Someone earlier answered the "who do you ask" question, in Orthodoxy, as "the elders...the fathers...those who came before." And that's very true. For centuries, those whose counsel and interpretation were most sought after often weren't those who had the longest lists of academic accolades, or who were most proficient in the most ancient languages...often the criteria today. They were those who'd denied themselves, who struggled against sin and overcame, through whom God worked signs among the people. The history of Christianity is filled with both those who were titanic scholars, and those who were humble servants who simply lived holy lives among people they served. Each could provide a sort of counterbalance to the other. And we should remember that the earliest Christians, those who were mocked and scorned and ridiculed by both Jews and Greeks, were mocked because they were nothing more than "simple" and "unlearned" fishermen, tax collectors, and even household slaves. The scholars, philosophers and statesmen really didn't get heavily into the act until a century (or more) later.
Anyway, at this point I'm simply rambling. Partly it's because, as I said, these topics of norms and arbitration and application are so intertwined and irreducibly complex (to steal a term from Intelligent Design) that speaking about one inevitably leads to speaking about the others.
In my case, after years of searching from within Protestantism for the answer of "who do you ask" found that largely answered within the early fathers, who had very definite sense...of something admittedly vague...eventually summed up as the "rule of faith" or "that which has been believed always, everywhere and by all." The true church was to be marked by humility, holiness of life, right worship, true doctrine, submission to the Scriptures...and also, in "institutional" terms...by a succession of ordination among the bishops. I could not get away from that last point because it was so heavily employed against the heretical groups, at times saying basically "You have our book! How nice...if you want to join the debate, you need a seat at the family table...now...who were your parents again?" Of course, the church is human as well as divine...and all too often it's only the human element that's visible to us, and often those marks of holiness and humility seemed almost wholly absent (which is partly why the monks, nuns, desert fathers, etc. were so revered by the people).

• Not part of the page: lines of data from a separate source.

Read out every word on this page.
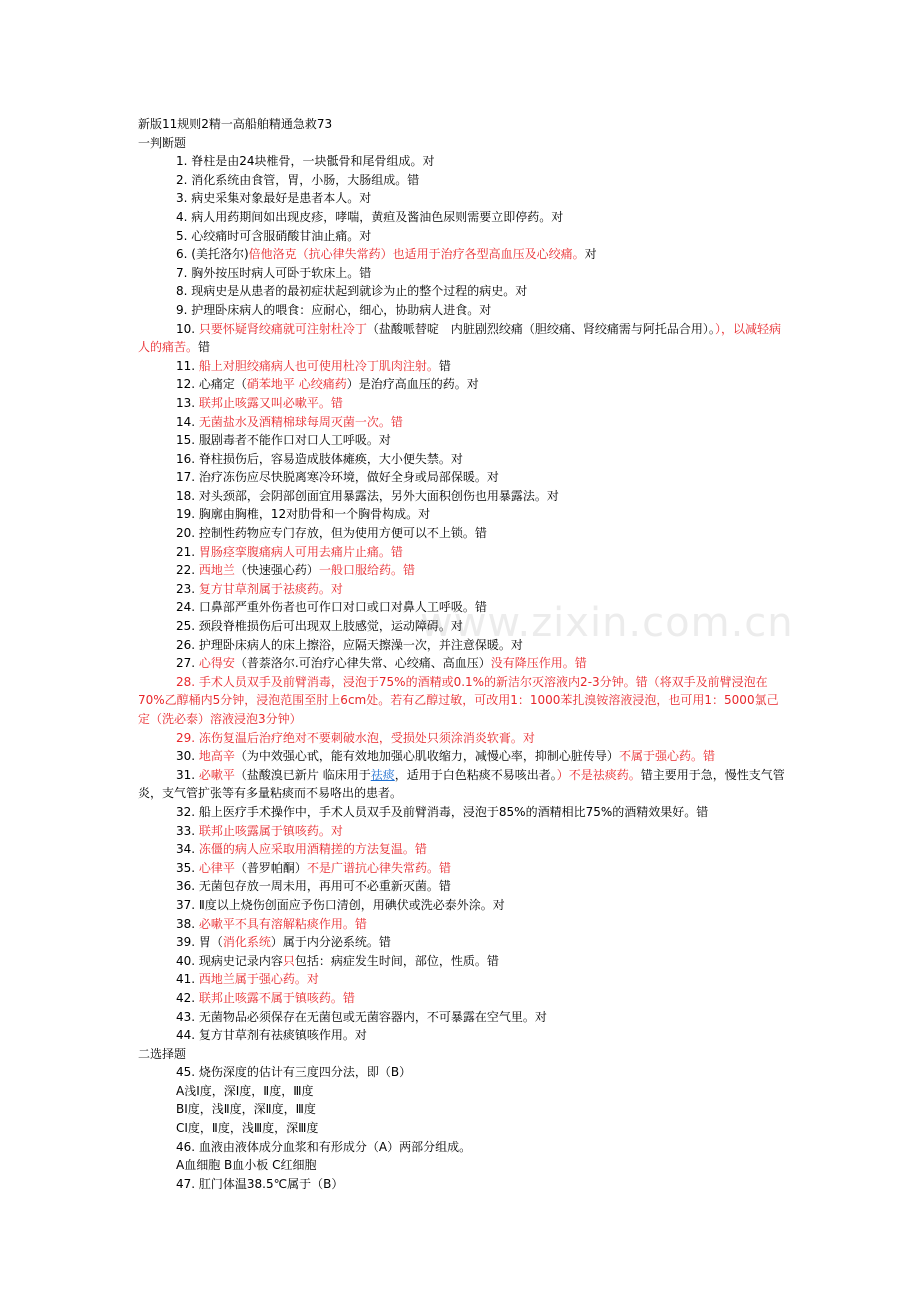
www.zixin.com.cn
新版11规则2精一高船舶精通急救73
一判断题
1. 脊柱是由24块椎骨，一块骶骨和尾骨组成。对
2. 消化系统由食管，胃，小肠，大肠组成。错
3. 病史采集对象最好是患者本人。对
4. 病人用药期间如出现皮疹，哮喘，黄疸及酱油色尿则需要立即停药。对
5. 心绞痛时可含服硝酸甘油止痛。对
6. (美托洛尔)倍他洛克（抗心律失常药）也适用于治疗各型高血压及心绞痛。对
7. 胸外按压时病人可卧于软床上。错
8. 现病史是从患者的最初症状起到就诊为止的整个过程的病史。对
9. 护理卧床病人的喂食：应耐心，细心，协助病人进食。对
10. 只要怀疑肾绞痛就可注射杜冷丁（盐酸哌替啶　内脏剧烈绞痛（胆绞痛、肾绞痛需与阿托品合用）。），以减轻病人的痛苦。错
11. 船上对胆绞痛病人也可使用杜冷丁肌肉注射。错
12. 心痛定（硝苯地平 心绞痛药）是治疗高血压的药。对
13. 联邦止咳露又叫必嗽平。错
14. 无菌盐水及酒精棉球每周灭菌一次。错
15. 服剧毒者不能作口对口人工呼吸。对
16. 脊柱损伤后，容易造成肢体瘫痪，大小便失禁。对
17. 治疗冻伤应尽快脱离寒冷环境，做好全身或局部保暖。对
18. 对头颈部，会阴部创面宜用暴露法，另外大面积创伤也用暴露法。对
19. 胸廓由胸椎，12对肋骨和一个胸骨构成。对
20. 控制性药物应专门存放，但为使用方便可以不上锁。错
21. 胃肠痉挛腹痛病人可用去痛片止痛。错
22. 西地兰（快速强心药）一般口服给药。错
23. 复方甘草剂属于祛痰药。对
24. 口鼻部严重外伤者也可作口对口或口对鼻人工呼吸。错
25. 颈段脊椎损伤后可出现双上肢感觉，运动障碍。对
26. 护理卧床病人的床上擦浴，应隔天擦澡一次，并注意保暖。对
27. 心得安（普萘洛尔.可治疗心律失常、心绞痛、高血压）没有降压作用。错
28. 手术人员双手及前臂消毒，浸泡于75%的酒精或0.1%的新洁尔灭溶液内2-3分钟。错（将双手及前臂浸泡在70%乙醇桶内5分钟，浸泡范围至肘上6cm处。若有乙醇过敏，可改用1：1000苯扎溴铵溶液浸泡，也可用1：5000氯己定（洗必泰）溶液浸泡3分钟）
29. 冻伤复温后治疗绝对不要刺破水泡，受损处只须涂消炎软膏。对
30. 地高辛（为中效强心甙，能有效地加强心肌收缩力，减慢心率，抑制心脏传导）不属于强心药。错
31. 必嗽平（盐酸溴已新片 临床用于祛痰，适用于白色粘痰不易咳出者。）不是祛痰药。错主要用于急，慢性支气管炎，支气管扩张等有多量粘痰而不易咯出的患者。
32. 船上医疗手术操作中，手术人员双手及前臂消毒，浸泡于85%的酒精相比75%的酒精效果好。错
33. 联邦止咳露属于镇咳药。对
34. 冻僵的病人应采取用酒精搓的方法复温。错
35. 心律平（普罗帕酮）不是广谱抗心律失常药。错
36. 无菌包存放一周未用，再用可不必重新灭菌。错
37. Ⅱ度以上烧伤创面应予伤口清创，用碘伏或洗必泰外涂。对
38. 必嗽平不具有溶解粘痰作用。错
39. 胃（消化系统）属于内分泌系统。错
40. 现病史记录内容只包括：病症发生时间，部位，性质。错
41. 西地兰属于强心药。对
42. 联邦止咳露不属于镇咳药。错
43. 无菌物品必须保存在无菌包或无菌容器内，不可暴露在空气里。对
44. 复方甘草剂有祛痰镇咳作用。对
二选择题
45. 烧伤深度的估计有三度四分法，即（B）
A浅Ⅰ度，深Ⅰ度，Ⅱ度，Ⅲ度
BⅠ度，浅Ⅱ度，深Ⅱ度，Ⅲ度
CⅠ度，Ⅱ度，浅Ⅲ度，深Ⅲ度
46. 血液由液体成分血浆和有形成分（A）两部分组成。
A血细胞 B血小板 C红细胞
47. 肛门体温38.5℃属于（B）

If historic succession of elders/bishops is an essential mark of the church, then only those bodies that possess it were on the table for consideration. It still doesn't resolve the question of which of the competing groups who have succession is right...and I am quite fallible and may be wrong in all of this. But a lot of study into history just seemed to keep pointing back to Orthodoxy as having both a succession of bishops and greater continuity in both doctrine and worship with the majority of the early church. If that's right, then it was the Roman Church that broke away from the original path in the 11th Century...historically it's without question that it diverged rapidly from the East afterwards, solidifying many of the doctrines that Protestantism eventually rejected in the 16th Century. The conclusion for me was that, as well intended and necessary as Reformation was in the West, it was a reformation of (and in actuality a separation from) a branch that had already fallen off the tree. On the one side of Rome there were a few, then dozens, then hundreds, then thousands of groups trying to "get back to the Bible and the original Church," before all the doctrines of Papal supremacy and purgatory and indulgences, and the forbidding of common languages in the church, ever arose. On the other side of Rome there were ancient churches with apostolic succession and mutual intercommunion, who never developed those doctrines and practices to begin with.
If it ain't broke...
Anyway, that question of "who do you ask" that arises immediately upon establishing that Scripture is God's Word, is extremely important and not secondary to deciding upon a norm...after all in some sense we have to ask someone which norm is to be used...they are complementary and inseparable questions.